When his tour of duty ended in late 1900, Fiset spent a year interning at London's Nose and Throat Hospital and Paris's Hôpital Saint-Antoine. Back in Canada, he practised for eight months in Rimouski before being appointed, on 1 November 1902, to the position of Adjutant in the Army Medical Service. Several months later, on 1 July 1903, he was promoted to colonel and made Director General of the Service. On 22 December 1906 he was named deputy minister of militia and defence.

When the First World War broke out, Fiset was promoted to the rank major general. During that conflict, over and above his usual duties Fiset attended to the military interests of various Allies. In recognition, England made him first a Companion and then a Knight of the Order St Michael and St George, and France named him a Chevalier of the Legion of Honour.
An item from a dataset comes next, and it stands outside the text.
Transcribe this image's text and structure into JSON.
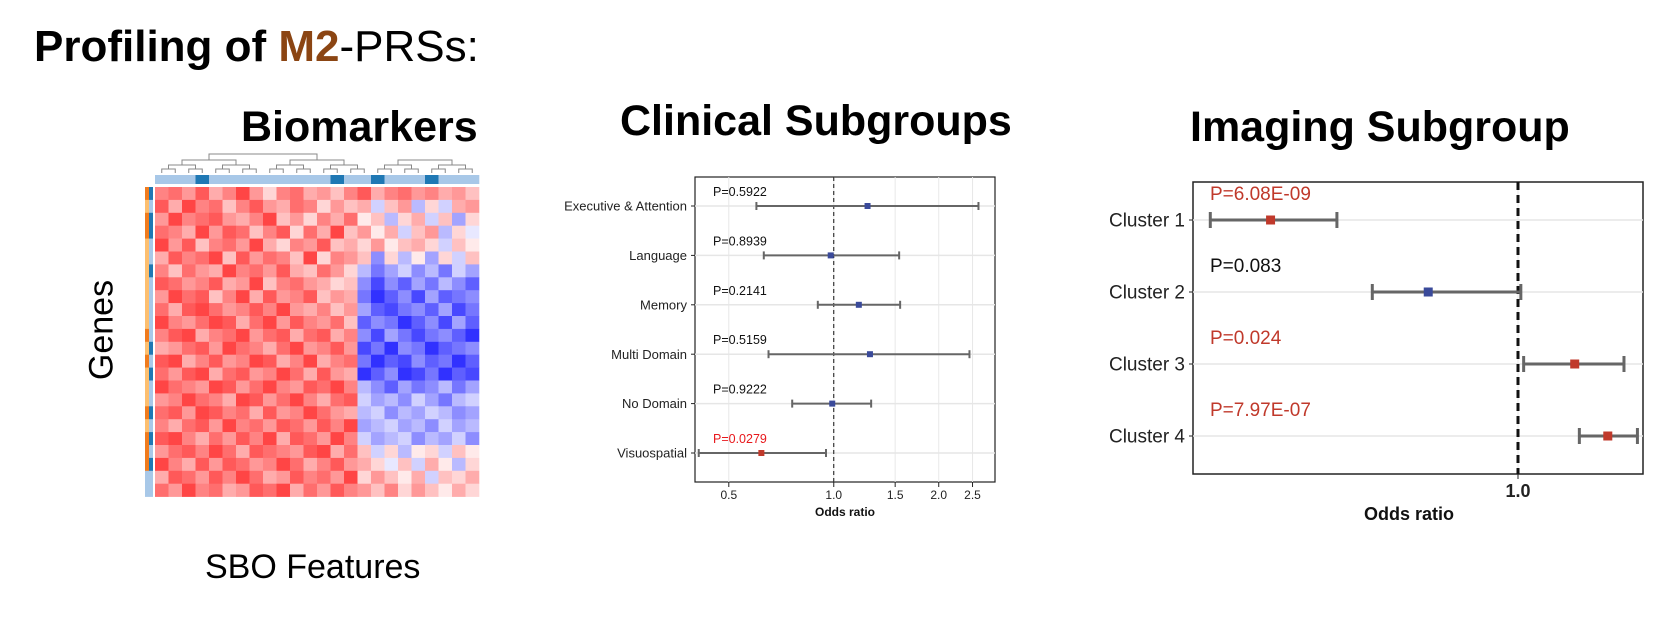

Fiset also became a Commander of the Belgian Crown and an officer first class of the Order of St Sava (Yugoslavia), while Czechoslovakia awarded him its Military Cross.

Fiset retired in 1923 after serving for 17 years under seven consecutive ministers; at the time, he was the only French Canadian to hold the position of deputy minister in Ottawa. The next year, Fiset embarked on a political career that would be almost as long as his administrative one: From 1924 to 1939 he sat in the Commons as Liberal MP for Rimouski.

On 30 December 1939, Fiset was installed as lieutenant governor of Quebec, taking as his motto 'J'ai servi." In January 1941 and again in February 1942 he departed from protocol by opening the legislative session in his khaki major general's uniform rather than the ceremonial garb of a lieutenant governor to demonstrate his support for a greater Canadian war effort. As lieutenant governor, following custom, he received a number of honours: honorary doctorates from Université Laval in 1940, Bishop's College in 1941 and Université de Montréal in 1943. He was made a Knight of the Order of St John of Jerusalem in 1941 and a Fellow of the Royal College of Physicians and Surgeons Canada in 1943.

Sir Eugene Fiset left office on 1 October 1950 and died a short time later, on 8 June 1951, at Rivière-du-Loup. On 20 May 1902 he had married Zoé-Mary-Stella Taschereau and they had four daughters.